Puis arrive le vol d’une durée de 10 à 12 heures, effectué seul sans pouvoir quitter son siège, coincé dans une combinaison qui ressemble à celle d’un astronaute, les journées d’un pilote de U2 sont longues…

Un vol en U2 ne ressemble aucun autre vol, à ces hauteurs on voit la courbure de la terre, et la limite nuit/jour avancer sur le sol : D’un côté du cockpit les pays sont dans la nuit, seule, la lumière des villes est visible avec les étoiles au-dessus, de l’autre côté du cockpit ils sont éclairés par le soleil.

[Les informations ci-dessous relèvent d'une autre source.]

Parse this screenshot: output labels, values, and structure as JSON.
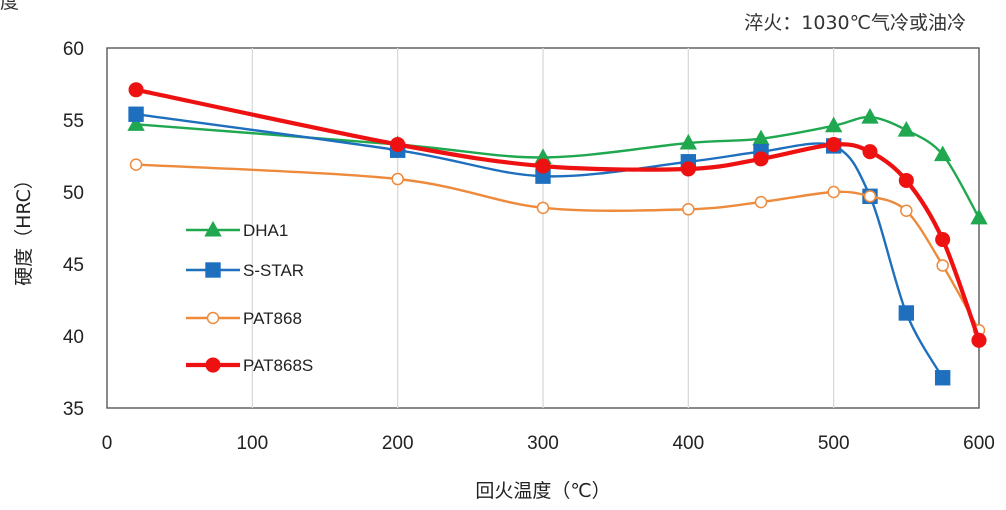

Même en plein jour, le ciel au-dessus du pilote est noir, l’espace commence 80 km plus haut mais on s’y croirait presque, on observe facilement un nombre incalculable d’étoiles, et en cas d’aurores boréales on a ce sentiment étrange de voler aux milieux d’elles, même si dans la réalité elles sont encore bien plus haut.

Malgré la vitesse de l’avion, entre 700 et 800 km/h, on n’a pas le sentiment d’avancer mais d’être suspendu dans le ciel, le moteur est inaudible, le silence est total, le seul bruit que l’on entend est celui de sa propre respiration ce qui amplifie encore cette sensation d’être seul au monde et loin de tout.

En termes de pilotage, là aussi le U2 ne ressemble à aucun autre avion… Chaque avion du plus gros au plus petit à une vitesse minimale, on l’appelle la vitesse de décrochage, en dessous de cette vitesse il tombe, mais aussi une vitesse à ne jamais dépasser, la VNE, au-delà il se disloquerait en vol. Sur nos appareils, elles sont respectivement de 65 km/h et de 280 Km/h ça nous laisse entre les deux une marge de 215 km/h pour choisir une vitesse idéale pour le travail à effectuer. Sur l’U2 à son altitude de vol maximale, la différence entre ces deux vitesses n’est que de… 10 nœuds soit moins de 20 km/h. L’avion nécessite dès lors et malgré l’aide du pilote automatique, une attention constante de la part du pilote et un pilotage particulièrement précis.

Coté gestion du moteur, la rigueur attendue est la même, à très haute altitude, il ne doit être utilisé qu’entre 100% et 98% de sa puissance, jamais à moins, le réduire en dessous de 98% l’éteindrait sans possibilité de le rallumer vu la faible densité de l’air à ces altitudes.

Pour descendre, on ne réduit donc pas le moteur comme on le ferait sur n’importe quel autre avion. Sur l’U2 le moteur reste à 100% de la puissance et on crée de la traînée en sortant le train d’atterrissage, les volets et les aérofreins, un peu comme si en voiture on freinait tout en gardant le pied sur l’accélérateur, ça fait vibrer tout l’avion mais c’est la seule procédure possible quand il s’agit de perdre de l’altitude ou de rentrer à la base.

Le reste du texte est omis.